The determination of this fault code follows rigorous embedded software logic flow, with specific parameters as follows:

  • Monitoring Targets: Microprocessor internal real-time temperature sensor readings, heat sink surface temperature gradient.
  • Numeric Range Determination: The system sets a safe thermal threshold. When the microprocessor internal temperature continuously exceeds the range of $T_{min} \sim T_{max}$ (usually configured by the vehicle manufacturer software) and persists for longer than a preset cycle, the system will record fault code B2CE24B. Note here to retain the definition of "range" in the original data, i.e., not a fixed number, but relative deviation from the system calibration threshold.
  • Specific Operating Condition Monitoring: Fault detection is only effective under specific power management states. According to set conditions, the prerequisite of "Ignition Switch in ON Position" must be met; the system performs continuous thermal state scanning during the initialization phase after ignition-on (Initialization Phase) and dynamic driving process. This logic does not activate when the vehicle is off or in accessory mode.
  • Trigger Mechanism: Once it is confirmed that microprocessor temperature exceeds safety boundaries, the system immediately executes "Fail-Safe" mode, prohibiting ACC function output and lighting up the fault light to ensure driving safety.
Meaning: -
Common causes:

caused by calculation errors.

  • No Physical Damage External Appearance: The fault is often not accompanied by obvious abnormal noises or leaks, but rather a silent system downgrade caused purely by changes in the internal state of the electronic control unit.

Core Fault Cause Analysis

Basic diagnosis:

diagnostic code defined in the automotive adaptive cruise control (ACC) internal network communication, specifically designed to monitor the hardware status of the front millimeter-wave radar control unit. The core logic of this fault code lies in detecting whether the thermal management mechanism of the microprocessor (MPU) core module has failed. In high-performance in-vehicle sensor systems, the real-time computing capability of the microprocessor directly determines the parsing accuracy of radar echoes and the continuity of target recognition. When the system judges that the internal temperature exceeds the preset safe range, it indicates a risk of thermal overload or blocked heat dissipation path for the control unit, at which point the electronic architecture triggers protection strategies to maintain safety redundancy for basic vehicle driving conditions.

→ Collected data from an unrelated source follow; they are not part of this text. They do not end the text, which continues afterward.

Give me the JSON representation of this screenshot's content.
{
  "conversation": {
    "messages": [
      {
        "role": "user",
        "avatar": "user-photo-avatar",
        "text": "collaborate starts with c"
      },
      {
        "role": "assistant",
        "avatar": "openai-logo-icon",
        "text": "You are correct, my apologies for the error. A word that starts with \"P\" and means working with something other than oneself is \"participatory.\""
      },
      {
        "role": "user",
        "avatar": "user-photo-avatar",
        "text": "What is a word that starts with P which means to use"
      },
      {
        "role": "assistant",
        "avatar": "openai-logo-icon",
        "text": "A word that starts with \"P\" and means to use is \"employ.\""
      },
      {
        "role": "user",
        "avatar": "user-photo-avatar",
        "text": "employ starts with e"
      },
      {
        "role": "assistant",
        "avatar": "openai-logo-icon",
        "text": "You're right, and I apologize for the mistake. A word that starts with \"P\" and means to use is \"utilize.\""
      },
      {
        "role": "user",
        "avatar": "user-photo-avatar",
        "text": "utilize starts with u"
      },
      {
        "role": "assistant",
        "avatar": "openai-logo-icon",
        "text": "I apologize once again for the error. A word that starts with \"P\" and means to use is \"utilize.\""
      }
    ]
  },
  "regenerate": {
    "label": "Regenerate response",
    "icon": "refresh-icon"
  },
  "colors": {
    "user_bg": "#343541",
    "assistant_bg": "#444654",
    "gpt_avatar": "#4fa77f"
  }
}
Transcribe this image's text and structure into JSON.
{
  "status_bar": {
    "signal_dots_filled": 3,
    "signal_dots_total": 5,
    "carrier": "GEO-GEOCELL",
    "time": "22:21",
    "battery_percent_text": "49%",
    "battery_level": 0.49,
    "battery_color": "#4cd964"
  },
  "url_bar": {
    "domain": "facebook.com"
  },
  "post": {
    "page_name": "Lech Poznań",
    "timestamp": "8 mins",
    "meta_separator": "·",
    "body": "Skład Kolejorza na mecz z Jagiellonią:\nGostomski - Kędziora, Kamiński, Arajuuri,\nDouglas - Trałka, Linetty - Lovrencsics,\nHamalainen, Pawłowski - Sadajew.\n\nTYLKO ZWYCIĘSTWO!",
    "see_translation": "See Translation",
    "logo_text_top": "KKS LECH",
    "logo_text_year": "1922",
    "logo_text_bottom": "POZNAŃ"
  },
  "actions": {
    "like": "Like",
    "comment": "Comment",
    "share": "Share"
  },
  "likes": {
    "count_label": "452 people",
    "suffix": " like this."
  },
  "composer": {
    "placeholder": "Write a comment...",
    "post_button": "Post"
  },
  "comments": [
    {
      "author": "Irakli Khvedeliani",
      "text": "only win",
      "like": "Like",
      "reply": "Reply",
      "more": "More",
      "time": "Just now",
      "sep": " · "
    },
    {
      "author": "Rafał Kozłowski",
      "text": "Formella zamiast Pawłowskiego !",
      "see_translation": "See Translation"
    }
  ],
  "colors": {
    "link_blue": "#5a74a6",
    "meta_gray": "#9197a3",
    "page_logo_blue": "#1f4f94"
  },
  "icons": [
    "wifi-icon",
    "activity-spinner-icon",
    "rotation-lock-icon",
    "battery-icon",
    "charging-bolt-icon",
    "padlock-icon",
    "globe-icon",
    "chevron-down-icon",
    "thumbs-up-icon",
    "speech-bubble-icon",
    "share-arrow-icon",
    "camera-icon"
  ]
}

This definition not only involves the physical integrity of hardware but also covers the logical closed-loop of software thermal threshold determination.

Common Fault Symptoms

When B2CE24B fault is recorded and activated, the in-vehicle network will send signals to the dashboard display terminal, where drivers can observe the following specific manifestations:

  • Adaptive Cruise Control Function Failure: The ACC control module outputs a shutdown command, the system exits automatic following or cruise mode, and the ACC indicator light on the instrument panel extinguishes or displays yellow/red warning lights.
  • Sensor Status Abnormality Alert: Text prompts such as "Radar Maintenance" or "Front Perception Limited" may appear simultaneously on the center display screen or instrument panel.
  • System Self-Check Logic Termination: Due to temperature exceeding the range, some active safety functions dependent on millimeter-wave radar data (such as blind-spot monitoring, automatic braking) may be temporarily disabled to prevent accidents caused by calculation errors.
  • No Physical Damage External Appearance: The fault is often not accompanied by obvious abnormal noises or leaks, but rather a silent system downgrade caused purely by changes in the internal state of the electronic control unit.